The Plot Against America, by Philip Roth. In this novel, Roth imagines an alternative history in which Charles Lindbergh defeats FDR in the 1940 election. The book follows a family in Newark, New Jersey living in an America led by an isolationist and anti-Semitic Lindbergh.

What He Plans to Read. The Death of Truth: Notes on Falsehood in the Age of Trump, by Michiko Kakutani. How did the truth become endangered in modern America? Kakutani, the former chief book critic for the New York Times, seeks to answer this question by identifying the trends underpinning the current flood of “fake news,” conspiracy theories, and information warfare. It’s a provocative diagnosis of America’s current political discourse.
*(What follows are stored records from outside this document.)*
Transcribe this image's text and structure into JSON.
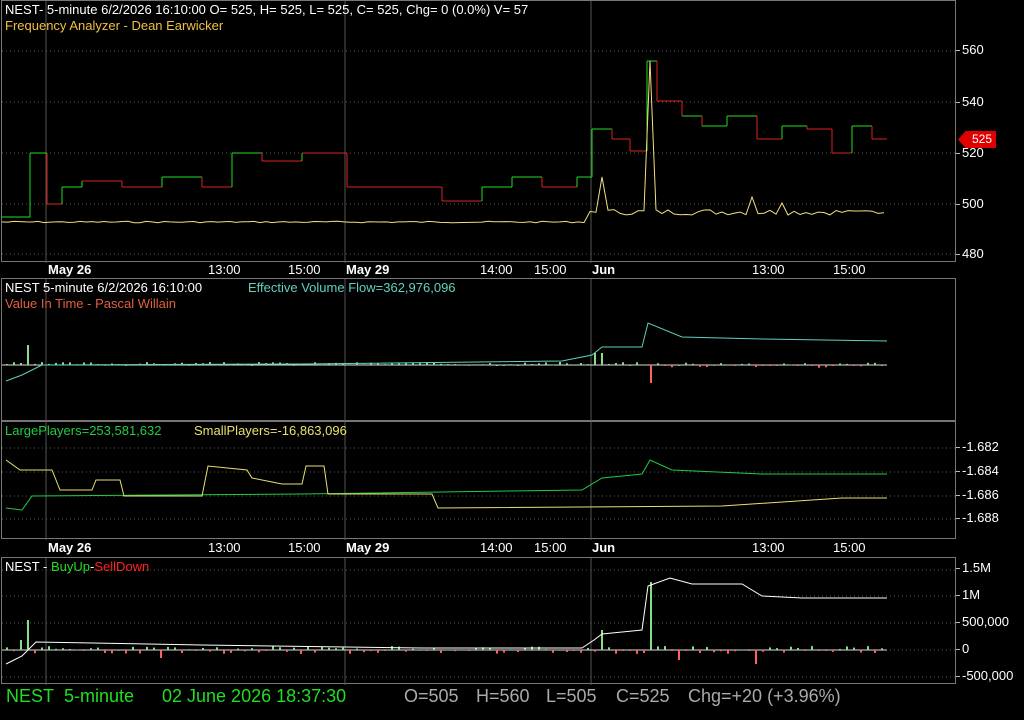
{
  "pane1": {
    "header": "NEST- 5-minute 6/2/2026 16:10:00 O= 525, H= 525, L= 525, C= 525, Chg= 0 (0.0%) V= 57",
    "indicator": "Frequency Analyzer - Dean Earwicker",
    "y_ticks": [
      "560",
      "540",
      "520",
      "500",
      "480"
    ],
    "last_price_badge": "525"
  },
  "xaxis_top": {
    "labels": [
      "May 26",
      "13:00",
      "15:00",
      "May 29",
      "14:00",
      "15:00",
      "Jun",
      "13:00",
      "15:00"
    ]
  },
  "pane2": {
    "header_symbol": "NEST 5-minute  6/2/2026 16:10:00",
    "header_flow": "Effective Volume Flow=362,976,096",
    "indicator": "Value In Time - Pascal Willain"
  },
  "pane3": {
    "large_players": "LargePlayers=253,581,632",
    "small_players": "SmallPlayers=-16,863,096",
    "y_ticks": [
      "-1.682",
      "-1.684",
      "-1.686",
      "-1.688"
    ]
  },
  "xaxis_bottom": {
    "labels": [
      "May 26",
      "13:00",
      "15:00",
      "May 29",
      "14:00",
      "15:00",
      "Jun",
      "13:00",
      "15:00"
    ]
  },
  "pane4": {
    "symbol": "NEST - ",
    "buy_label": "BuyUp",
    "dash": "-",
    "sell_label": "SellDown",
    "y_ticks": [
      "1.5M",
      "1M",
      "500,000",
      "0",
      "-500,000"
    ]
  },
  "status_bar": {
    "symbol": "NEST",
    "interval": "5-minute",
    "datetime": "02 June 2026 18:37:30",
    "open": "O=505",
    "high": "H=560",
    "low": "L=505",
    "close": "C=525",
    "change": "Chg=+20 (+3.96%)"
  },
  "colors": {
    "up": "#22dd22",
    "down": "#dd2222",
    "analyzer": "#f0e080",
    "flow": "#60d0c0",
    "large": "#22cc44",
    "small": "#e8e070",
    "grid": "#555555"
  }
}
Beautiful Country Burn Again: Trump’s Rise to Power and the State of the Country that Voted for Him, by Ben Fountain. Fountain argues that America may be in the midst of an existential crisis. But it wouldn’t be the first time. He identifies the Civil War and Great Depression as two other moments where America had no choice but to reinvent itself. This book is about the 2016 election that Americans are still grappling to understand intimately fused with lessons from history.

What He Plans to Read at the Beach. Magpie Murders: A Novel, by Anthony Horowitz. Who doesn’t love a good mystery? Susan Ryeland is a book editor working on yet another crime novel. However, she soon becomes a detective herself as she suspects that the novel she’s editing may not be fiction after all.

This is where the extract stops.